A tenor de lo dicho lo más lógico fue que no le diera en un principio mayor importancia al hecho de que hubiese nuevos inquilinos,  ya tendría como lo había hecho tantas otras veces,  tiempo de tomar de su existencia aquello que de verdad me atraía,  que no era mucho,  en algunos casos nada,  pura indiferencia.

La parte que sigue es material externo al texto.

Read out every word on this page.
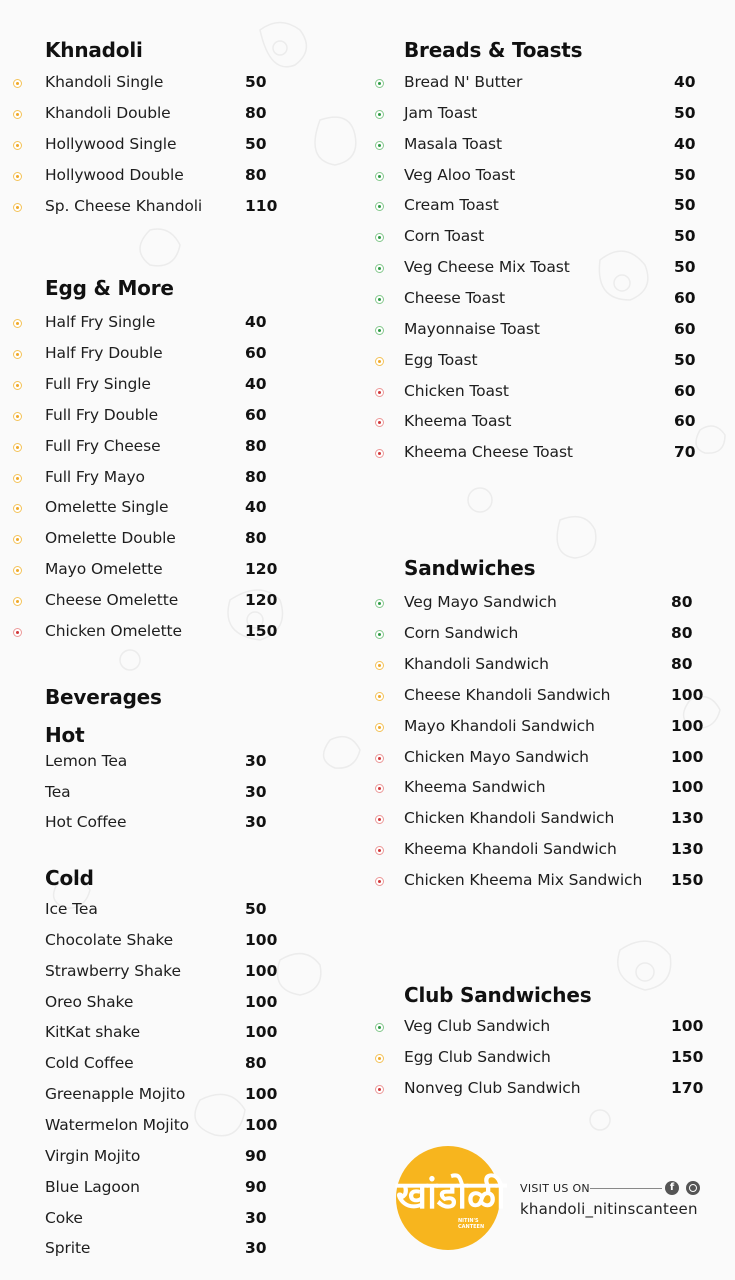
Khnadoli
Khandoli Single	50
Khandoli Double	80
Hollywood Single	50
Hollywood Double	80
Sp. Cheese Khandoli	110
Egg & More
Half Fry Single	40
Half Fry Double	60
Full Fry Single	40
Full Fry Double	60
Full Fry Cheese	80
Full Fry Mayo	80
Omelette Single	40
Omelette Double	80
Mayo Omelette	120
Cheese Omelette	120
Chicken Omelette	150
Beverages
Hot
Lemon Tea	30
Tea	30
Hot Coffee	30
Cold
Ice Tea	50
Chocolate Shake	100
Strawberry Shake	100
Oreo Shake	100
KitKat shake	100
Cold Coffee	80
Greenapple Mojito	100
Watermelon Mojito	100
Virgin Mojito	90
Blue Lagoon	90
Coke	30
Sprite	30
Breads & Toasts
Bread N' Butter	40
Jam Toast	50
Masala Toast	40
Veg Aloo Toast	50
Cream Toast	50
Corn Toast	50
Veg Cheese Mix Toast	50
Cheese Toast	60
Mayonnaise Toast	60
Egg Toast	50
Chicken Toast	60
Kheema Toast	60
Kheema Cheese Toast	70
Sandwiches
Veg Mayo Sandwich	80
Corn Sandwich	80
Khandoli Sandwich	80
Cheese Khandoli Sandwich	100
Mayo Khandoli Sandwich	100
Chicken Mayo Sandwich	100
Kheema Sandwich	100
Chicken Khandoli Sandwich	130
Kheema Khandoli Sandwich	130
Chicken Kheema Mix Sandwich 150
Club Sandwiches
Veg Club Sandwich	100
Egg Club Sandwich	150
Nonveg Club Sandwich	170
खांडोळी
NITIN'S CANTEEN
VISIT US ON	f
khandoli_nitinscanteen
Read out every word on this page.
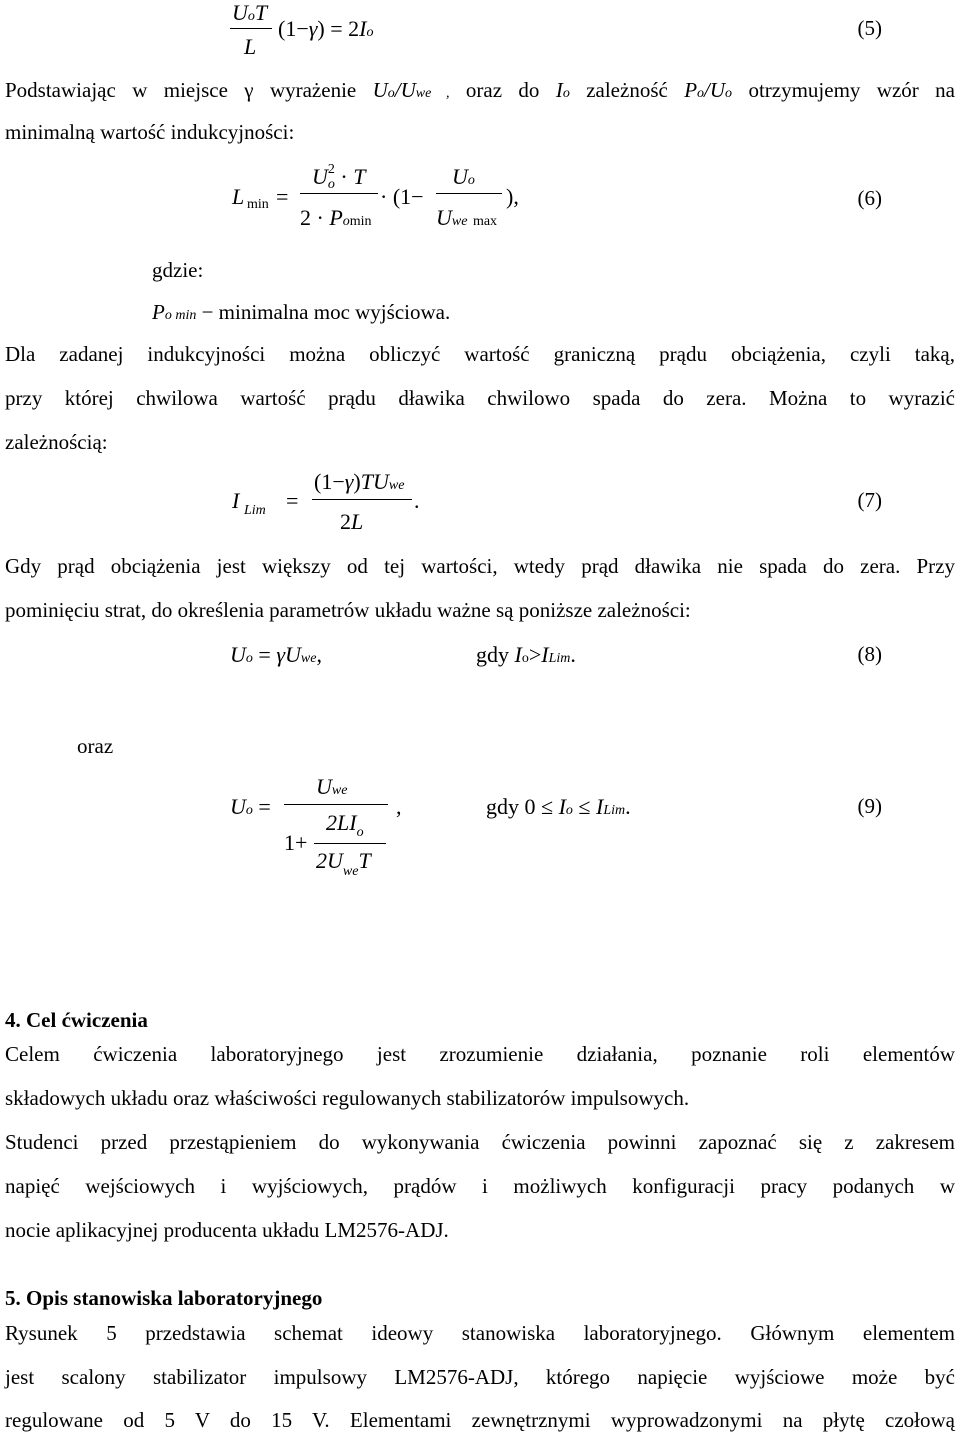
UoT
L
(1−γ) = 2Io	(5)
Podstawiając w miejsce γ wyrażenie Uo/Uwe , oraz do Io zależność Po/Uo otrzymujemy wzór na
minimalną wartość indukcyjności:
L min =
$U^2o \cdot T$
2 · Pomin
· (1−
Uo
Uwe max
),	(6)
gdzie:
Po min − minimalna moc wyjściowa.
Dla zadanej indukcyjności można obliczyć wartość graniczną prądu obciążenia, czyli taką,
przy której chwilowa wartość prądu dławika chwilowo spada do zera. Można to wyrazić
zależnością:
I Lim =
(1−γ)TUwe
2L
.	(7)
Gdy prąd obciążenia jest większy od tej wartości, wtedy prąd dławika nie spada do zera. Przy
pominięciu strat, do określenia parametrów układu ważne są poniższe zależności:
Uo = γUwe,	gdy Io>ILim.	(8)
oraz
Uo =
Uwe
1+
$2LI_o$
$2U_{we}T$
,	gdy 0 ≤ Io ≤ ILim.	(9)
4. Cel ćwiczenia
Celem ćwiczenia laboratoryjnego jest zrozumienie działania, poznanie roli elementów
składowych układu oraz właściwości regulowanych stabilizatorów impulsowych.
Studenci przed przestąpieniem do wykonywania ćwiczenia powinni zapoznać się z zakresem
napięć wejściowych i wyjściowych, prądów i możliwych konfiguracji pracy podanych w
nocie aplikacyjnej producenta układu LM2576-ADJ.
5. Opis stanowiska laboratoryjnego
Rysunek 5 przedstawia schemat ideowy stanowiska laboratoryjnego. Głównym elementem
jest scalony stabilizator impulsowy LM2576-ADJ, którego napięcie wyjściowe może być
regulowane od 5 V do 15 V. Elementami zewnętrznymi wyprowadzonymi na płytę czołową
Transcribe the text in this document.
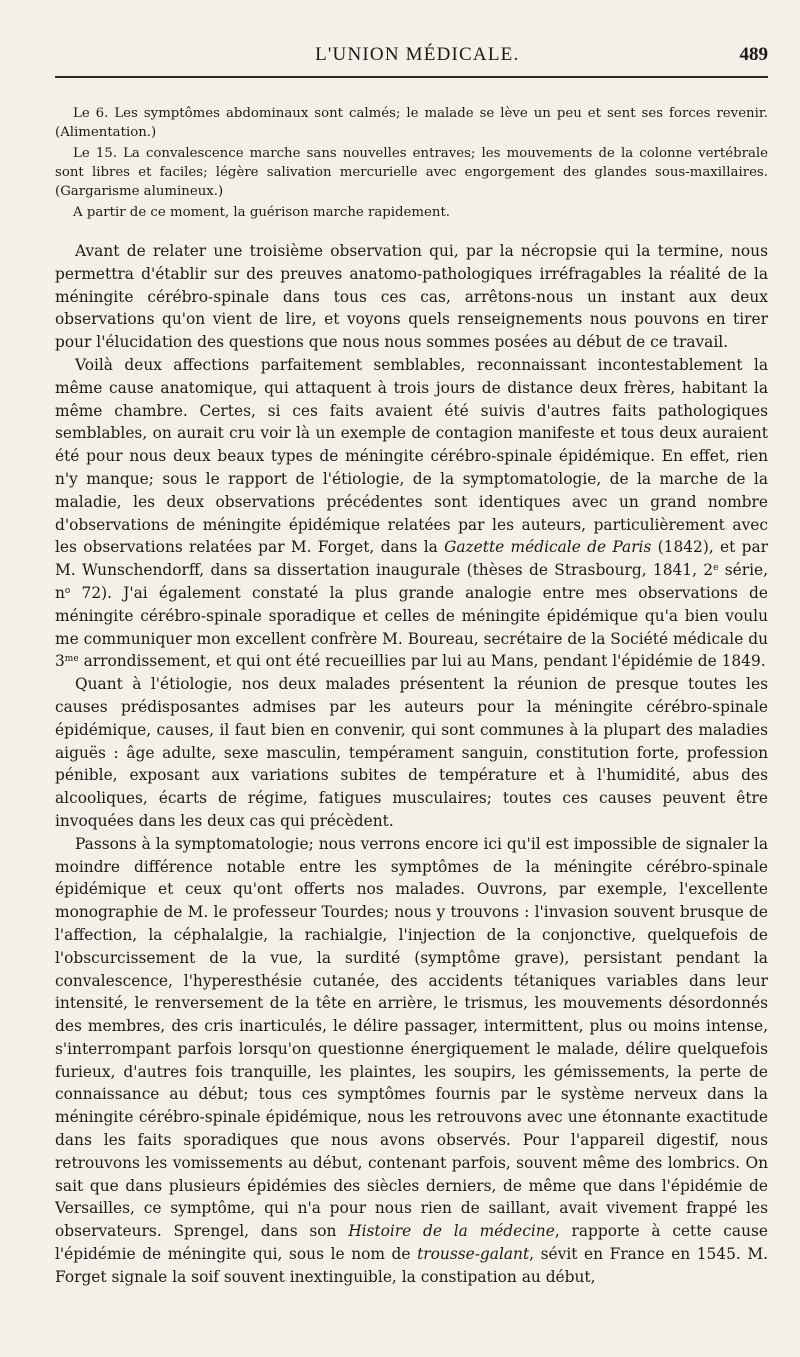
L'UNION MÉDICALE.	489

Le 6. Les symptômes abdominaux sont calmés; le malade se lève un peu et sent ses forces revenir. (Alimentation.)

Le 15. La convalescence marche sans nouvelles entraves; les mouvements de la colonne vertébrale sont libres et faciles; légère salivation mercurielle avec engorgement des glandes sous-maxillaires. (Gargarisme alumineux.)

A partir de ce moment, la guérison marche rapidement.

Avant de relater une troisième observation qui, par la nécropsie qui la termine, nous permettra d'établir sur des preuves anatomo-pathologiques irréfragables la réalité de la méningite cérébro-spinale dans tous ces cas, arrêtons-nous un instant aux deux observations qu'on vient de lire, et voyons quels renseignements nous pouvons en tirer pour l'élucidation des questions que nous nous sommes posées au début de ce travail.

Voilà deux affections parfaitement semblables, reconnaissant incontestablement la même cause anatomique, qui attaquent à trois jours de distance deux frères, habitant la même chambre. Certes, si ces faits avaient été suivis d'autres faits pathologiques semblables, on aurait cru voir là un exemple de contagion manifeste et tous deux auraient été pour nous deux beaux types de méningite cérébro-spinale épidémique. En effet, rien n'y manque; sous le rapport de l'étiologie, de la symptomatologie, de la marche de la maladie, les deux observations précédentes sont identiques avec un grand nombre d'observations de méningite épidémique relatées par les auteurs, particulièrement avec les observations relatées par M. Forget, dans la Gazette médicale de Paris (1842), et par M. Wunschendorff, dans sa dissertation inaugurale (thèses de Strasbourg, 1841, 2e série, $n^o$ 72). J'ai également constaté la plus grande analogie entre mes observations de méningite cérébro-spinale sporadique et celles de méningite épidémique qu'a bien voulu me communiquer mon excellent confrère M. Boureau, secrétaire de la Société médicale du $3^{me}$ arrondissement, et qui ont été recueillies par lui au Mans, pendant l'épidémie de 1849.

Quant à l'étiologie, nos deux malades présentent la réunion de presque toutes les causes prédisposantes admises par les auteurs pour la méningite cérébro-spinale épidémique, causes, il faut bien en convenir, qui sont communes à la plupart des maladies aiguës : âge adulte, sexe masculin, tempérament sanguin, constitution forte, profession pénible, exposant aux variations subites de température et à l'humidité, abus des alcooliques, écarts de régime, fatigues musculaires; toutes ces causes peuvent être invoquées dans les deux cas qui précèdent.

Passons à la symptomatologie; nous verrons encore ici qu'il est impossible de signaler la moindre différence notable entre les symptômes de la méningite cérébro-spinale épidémique et ceux qu'ont offerts nos malades. Ouvrons, par exemple, l'excellente monographie de M. le professeur Tourdes; nous y trouvons : l'invasion souvent brusque de l'affection, la céphalalgie, la rachialgie, l'injection de la conjonctive, quelquefois de l'obscurcissement de la vue, la surdité (symptôme grave), persistant pendant la convalescence, l'hyperesthésie cutanée, des accidents tétaniques variables dans leur intensité, le renversement de la tête en arrière, le trismus, les mouvements désordonnés des membres, des cris inarticulés, le délire passager, intermittent, plus ou moins intense, s'interrompant parfois lorsqu'on questionne énergiquement le malade, délire quelquefois furieux, d'autres fois tranquille, les plaintes, les soupirs, les gémissements, la perte de connaissance au début; tous ces symptômes fournis par le système nerveux dans la méningite cérébro-spinale épidémique, nous les retrouvons avec une étonnante exactitude dans les faits sporadiques que nous avons observés. Pour l'appareil digestif, nous retrouvons les vomissements au début, contenant parfois, souvent même des lombrics. On sait que dans plusieurs épidémies des siècles derniers, de même que dans l'épidémie de Versailles, ce symptôme, qui n'a pour nous rien de saillant, avait vivement frappé les observateurs. Sprengel, dans son Histoire de la médecine, rapporte à cette cause l'épidémie de méningite qui, sous le nom de trousse-galant, sévit en France en 1545. M. Forget signale la soif souvent inextinguible, la constipation au début,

No obstante,  en ese momento algo había cambiado en mi mundo,  por eso cuando me crucé con él por segunda vez en la escalera,  percibí que me saludo amable,  quizás demasiado, denotaba a todas luces una sospechosa intención de agradar.  Aquel buen días,  anunciaba algo que no era un simple empujón de palabras que uno no recoge y ruedan escalera abajo como indiferente y sombría colilla.  Era por el contrario,  como una mano enana y pegajosa que se te agarra a la solapa y llevas todo el día colgado del traje.  ¡Buenos días!,  ¡buenos días!, los tonos no me cuadraban,  vivíamos en un mundo donde la normalidad era puro artificio,  donde la amabilidad tanto como la sinceridad era y es sinónimo de culpa.  Yo lo sabía mejor que nadie,  no en vano iba a pagar un alto precio por ello.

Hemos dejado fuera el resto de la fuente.